A
Anonymous
Guest
mux said:The platinum problem in PEMFCs isn't just centered around the amount necessary for each PEMFC stack, it's really a cumulative problem tied into a particularly nasty speculative market:
- Each PEMFC has its counterpart in platinum used for electrolyzers
- PGMs in fuel cells are inherently a lot harder to recoup, as it's much more sparsely distributed and in the form of nanoparticles that tend to erode much more easily
- Platinum is a largely speculative market with centralized, tightly controlled supply that is hard to expand
We've seen in the early '00s that even the vague promise of future FC cars sent the platinum price up to ridiculous levels. That in turn actually made the platinum so expensive that fuel cell stacks became intrinsically uncompetitive in the long run, it was that bad - it went to over $2000/oz, which is about the total materials cost of a 100kWh battery - back then. It's gone down substantially now, to the point that you can theoretically make a ~100kW PEM fuel cell for less than the cost of a 100kWh battery, but imagine what the markets would do if some large automaker would decide to go 100% with fuel cells for the future.
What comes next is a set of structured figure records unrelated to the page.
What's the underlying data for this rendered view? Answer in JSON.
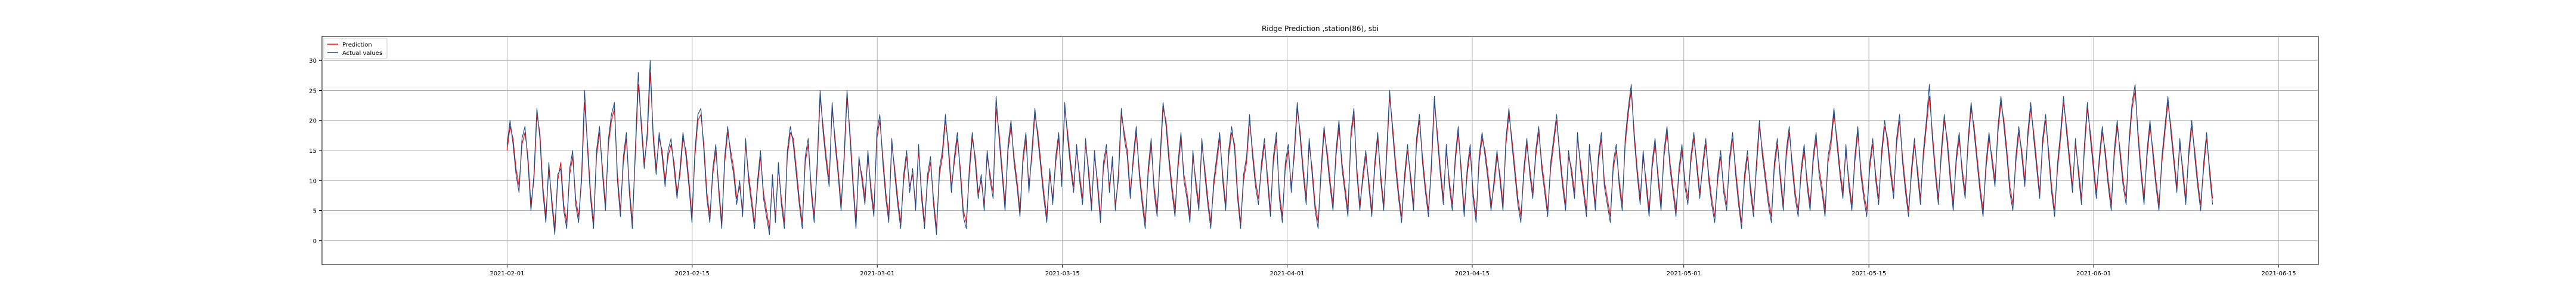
{
  "chart_data": {
    "type": "line",
    "title": "Ridge Prediction ,station(86), sbi",
    "xlabel": "",
    "ylabel": "",
    "x_range": [
      "2021-01-18",
      "2021-06-18"
    ],
    "x_start": "2021-02-01T00:00",
    "x_end": "2021-06-10T00:00",
    "ylim": [
      -4,
      34
    ],
    "grid": true,
    "legend_position": "top-left",
    "x_tick_labels": [
      "2021-02-01",
      "2021-02-15",
      "2021-03-01",
      "2021-03-15",
      "2021-04-01",
      "2021-04-15",
      "2021-05-01",
      "2021-05-15",
      "2021-06-01",
      "2021-06-15"
    ],
    "y_ticks": [
      0,
      5,
      10,
      15,
      20,
      25,
      30
    ],
    "series": [
      {
        "name": "Prediction",
        "color": "#ff0000",
        "values": [
          15,
          19,
          17,
          12,
          9,
          16,
          18,
          14,
          6,
          10,
          21,
          18,
          9,
          4,
          12,
          7,
          2,
          10,
          13,
          6,
          3,
          11,
          14,
          7,
          4,
          10,
          23,
          16,
          8,
          3,
          14,
          18,
          12,
          6,
          16,
          20,
          22,
          11,
          5,
          13,
          17,
          9,
          3,
          14,
          26,
          20,
          13,
          17,
          28,
          18,
          12,
          17,
          15,
          10,
          14,
          16,
          13,
          8,
          11,
          17,
          15,
          10,
          4,
          14,
          20,
          21,
          16,
          8,
          4,
          11,
          15,
          9,
          3,
          13,
          18,
          15,
          12,
          7,
          9,
          5,
          16,
          11,
          7,
          3,
          9,
          14,
          8,
          5,
          2,
          10,
          4,
          12,
          7,
          3,
          14,
          18,
          17,
          12,
          7,
          3,
          13,
          16,
          9,
          4,
          12,
          24,
          19,
          14,
          10,
          22,
          17,
          12,
          6,
          13,
          24,
          18,
          10,
          3,
          13,
          11,
          7,
          14,
          9,
          5,
          17,
          20,
          14,
          8,
          4,
          16,
          12,
          7,
          3,
          10,
          14,
          9,
          11,
          6,
          15,
          8,
          3,
          10,
          13,
          7,
          2,
          11,
          14,
          20,
          16,
          9,
          13,
          17,
          12,
          5,
          3,
          11,
          17,
          14,
          8,
          10,
          6,
          14,
          11,
          8,
          22,
          18,
          12,
          6,
          15,
          19,
          14,
          10,
          5,
          13,
          17,
          9,
          14,
          21,
          18,
          13,
          8,
          4,
          11,
          7,
          13,
          17,
          10,
          22,
          18,
          13,
          9,
          15,
          11,
          7,
          16,
          12,
          6,
          14,
          10,
          4,
          12,
          15,
          9,
          13,
          6,
          10,
          21,
          18,
          15,
          8,
          13,
          18,
          12,
          7,
          3,
          11,
          16,
          9,
          5,
          13,
          22,
          20,
          14,
          9,
          5,
          12,
          17,
          11,
          8,
          4,
          14,
          10,
          6,
          16,
          12,
          7,
          3,
          9,
          13,
          17,
          11,
          6,
          14,
          18,
          16,
          8,
          3,
          10,
          13,
          20,
          15,
          10,
          7,
          12,
          16,
          11,
          5,
          13,
          17,
          8,
          4,
          12,
          15,
          9,
          14,
          22,
          18,
          12,
          7,
          16,
          12,
          6,
          3,
          11,
          18,
          15,
          10,
          6,
          14,
          19,
          13,
          9,
          5,
          17,
          21,
          12,
          6,
          10,
          14,
          10,
          5,
          12,
          17,
          11,
          6,
          14,
          24,
          19,
          13,
          8,
          4,
          10,
          15,
          11,
          6,
          16,
          20,
          14,
          9,
          5,
          12,
          23,
          18,
          12,
          7,
          15,
          10,
          6,
          13,
          18,
          12,
          5,
          11,
          15,
          8,
          4,
          13,
          17,
          15,
          11,
          6,
          9,
          14,
          11,
          6,
          16,
          21,
          17,
          12,
          7,
          4,
          11,
          16,
          12,
          8,
          14,
          18,
          13,
          9,
          5,
          12,
          16,
          20,
          15,
          10,
          6,
          14,
          12,
          8,
          17,
          13,
          9,
          5,
          15,
          11,
          6,
          13,
          17,
          10,
          7,
          4,
          12,
          15,
          10,
          6,
          16,
          21,
          25,
          18,
          12,
          7,
          14,
          10,
          5,
          12,
          16,
          11,
          6,
          14,
          18,
          13,
          9,
          5,
          11,
          15,
          10,
          7,
          13,
          17,
          13,
          8,
          12,
          16,
          11,
          7,
          4,
          10,
          14,
          9,
          6,
          13,
          17,
          12,
          7,
          3,
          10,
          14,
          9,
          5,
          12,
          19,
          15,
          11,
          7,
          4,
          12,
          16,
          11,
          6,
          14,
          18,
          13,
          8,
          5,
          11,
          15,
          10,
          6,
          13,
          17,
          12,
          9,
          5,
          13,
          16,
          21,
          17,
          12,
          8,
          15,
          10,
          6,
          13,
          18,
          12,
          8,
          5,
          12,
          16,
          11,
          7,
          14,
          19,
          17,
          12,
          8,
          16,
          20,
          14,
          9,
          5,
          11,
          16,
          12,
          7,
          14,
          19,
          24,
          18,
          12,
          7,
          14,
          20,
          17,
          11,
          6,
          13,
          17,
          12,
          8,
          16,
          22,
          19,
          14,
          9,
          5,
          12,
          17,
          14,
          10,
          18,
          23,
          20,
          15,
          9,
          6,
          13,
          18,
          15,
          10,
          17,
          22,
          18,
          13,
          8,
          16,
          20,
          15,
          9,
          5,
          12,
          17,
          23,
          19,
          14,
          9,
          16,
          12,
          7,
          15,
          22,
          18,
          13,
          8,
          13,
          18,
          15,
          10,
          6,
          14,
          19,
          15,
          10,
          7,
          16,
          22,
          25,
          18,
          12,
          7,
          14,
          19,
          15,
          10,
          6,
          13,
          18,
          23,
          19,
          14,
          9,
          16,
          12,
          7,
          14,
          19,
          15,
          10,
          6,
          12,
          17,
          12,
          7
        ]
      },
      {
        "name": "Actual values",
        "color": "#1f4e8c",
        "values": [
          16,
          20,
          16,
          11,
          8,
          17,
          19,
          13,
          5,
          11,
          22,
          17,
          8,
          3,
          13,
          6,
          1,
          11,
          12,
          5,
          2,
          12,
          15,
          6,
          3,
          11,
          25,
          15,
          7,
          2,
          15,
          19,
          11,
          5,
          17,
          21,
          23,
          10,
          4,
          14,
          18,
          8,
          2,
          15,
          28,
          19,
          12,
          18,
          30,
          17,
          11,
          18,
          14,
          9,
          15,
          17,
          12,
          7,
          12,
          18,
          14,
          9,
          3,
          15,
          21,
          22,
          15,
          7,
          3,
          12,
          16,
          8,
          2,
          14,
          19,
          14,
          11,
          6,
          10,
          4,
          17,
          10,
          6,
          2,
          10,
          15,
          7,
          4,
          1,
          11,
          3,
          13,
          6,
          2,
          15,
          19,
          16,
          11,
          6,
          2,
          14,
          17,
          8,
          3,
          13,
          25,
          18,
          13,
          9,
          23,
          16,
          11,
          5,
          14,
          25,
          17,
          9,
          2,
          14,
          10,
          6,
          15,
          8,
          4,
          18,
          21,
          13,
          7,
          3,
          17,
          11,
          6,
          2,
          11,
          15,
          8,
          12,
          5,
          16,
          7,
          2,
          11,
          14,
          6,
          1,
          12,
          15,
          21,
          15,
          8,
          14,
          18,
          11,
          4,
          2,
          12,
          18,
          13,
          7,
          11,
          5,
          15,
          10,
          7,
          24,
          17,
          11,
          5,
          16,
          20,
          13,
          9,
          4,
          14,
          18,
          8,
          15,
          22,
          17,
          12,
          7,
          3,
          12,
          6,
          14,
          18,
          9,
          23,
          17,
          12,
          8,
          16,
          10,
          6,
          17,
          11,
          5,
          15,
          9,
          3,
          13,
          16,
          8,
          14,
          5,
          11,
          22,
          17,
          14,
          7,
          14,
          19,
          11,
          6,
          2,
          12,
          17,
          8,
          4,
          14,
          23,
          19,
          13,
          8,
          4,
          13,
          18,
          10,
          7,
          3,
          15,
          9,
          5,
          17,
          11,
          6,
          2,
          10,
          14,
          18,
          10,
          5,
          15,
          19,
          15,
          7,
          2,
          11,
          14,
          21,
          14,
          9,
          6,
          13,
          17,
          10,
          4,
          14,
          18,
          7,
          3,
          13,
          16,
          8,
          15,
          23,
          17,
          11,
          6,
          17,
          11,
          5,
          2,
          12,
          19,
          14,
          9,
          5,
          15,
          20,
          12,
          8,
          4,
          18,
          22,
          11,
          5,
          11,
          15,
          9,
          4,
          13,
          18,
          10,
          5,
          15,
          25,
          18,
          12,
          7,
          3,
          11,
          16,
          10,
          5,
          17,
          21,
          13,
          8,
          4,
          13,
          24,
          17,
          11,
          6,
          16,
          9,
          5,
          14,
          19,
          11,
          4,
          12,
          16,
          7,
          3,
          14,
          18,
          14,
          10,
          5,
          10,
          15,
          10,
          5,
          17,
          22,
          16,
          11,
          6,
          3,
          12,
          17,
          11,
          7,
          15,
          19,
          12,
          8,
          4,
          13,
          17,
          21,
          14,
          9,
          5,
          15,
          11,
          7,
          18,
          12,
          8,
          4,
          16,
          10,
          5,
          14,
          18,
          9,
          6,
          3,
          13,
          16,
          9,
          5,
          17,
          22,
          26,
          17,
          11,
          6,
          15,
          9,
          4,
          13,
          17,
          10,
          5,
          15,
          19,
          12,
          8,
          4,
          12,
          16,
          9,
          6,
          14,
          18,
          12,
          7,
          13,
          17,
          10,
          6,
          3,
          11,
          15,
          8,
          5,
          14,
          18,
          11,
          6,
          2,
          11,
          15,
          8,
          4,
          13,
          20,
          14,
          10,
          6,
          3,
          13,
          17,
          10,
          5,
          15,
          19,
          12,
          7,
          4,
          12,
          16,
          9,
          5,
          14,
          18,
          11,
          8,
          4,
          14,
          17,
          22,
          16,
          11,
          7,
          16,
          9,
          5,
          14,
          19,
          11,
          7,
          4,
          13,
          17,
          10,
          6,
          15,
          20,
          16,
          11,
          7,
          17,
          21,
          13,
          8,
          4,
          12,
          17,
          11,
          6,
          15,
          20,
          26,
          17,
          11,
          6,
          15,
          21,
          16,
          10,
          5,
          14,
          18,
          11,
          7,
          17,
          23,
          18,
          13,
          8,
          4,
          13,
          18,
          13,
          9,
          19,
          24,
          19,
          14,
          8,
          5,
          14,
          19,
          14,
          9,
          18,
          23,
          17,
          12,
          7,
          17,
          21,
          14,
          8,
          4,
          13,
          18,
          24,
          18,
          13,
          8,
          17,
          11,
          6,
          16,
          23,
          17,
          12,
          7,
          14,
          19,
          14,
          9,
          5,
          15,
          20,
          14,
          9,
          6,
          17,
          23,
          26,
          17,
          11,
          6,
          15,
          20,
          14,
          9,
          5,
          14,
          19,
          24,
          18,
          13,
          8,
          17,
          11,
          6,
          15,
          20,
          14,
          9,
          5,
          13,
          18,
          11,
          6
        ]
      }
    ]
  }
}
Diesel cat converter platinum can be recouped 98%+, PEMFCs have much lower recovery rates, I think the best rates are still well below 50%. This is not completely intrinsic (i.e. this can be improved with better technology), but until we're at parity with other catalytic uses of platinum, we're going to need to supply the rest of the platinum with mined, new platinum. That's really what the speculation is all about. There's still a large technology gap enabling good platinum recovery AND low platinum usage at the same time. Keep in mind - Diesel cat converters may have the same total amount of platinum in them, but the total platinum demand from the catalytic converter industry is just 2% of their production capacity - the part they can't recover. That makes it a completely different ball game, for now at least.
TL;DR: the platinum discussion is more complex than raw materials amount, it's a quite unique combination of materials usage, recovery and speculative precious metal markets.
Neat. I guess Toyota is getting close to the minimum mass limit where there's so little platinum that physical erosion (not chemical poisoning) ends up being a large factor.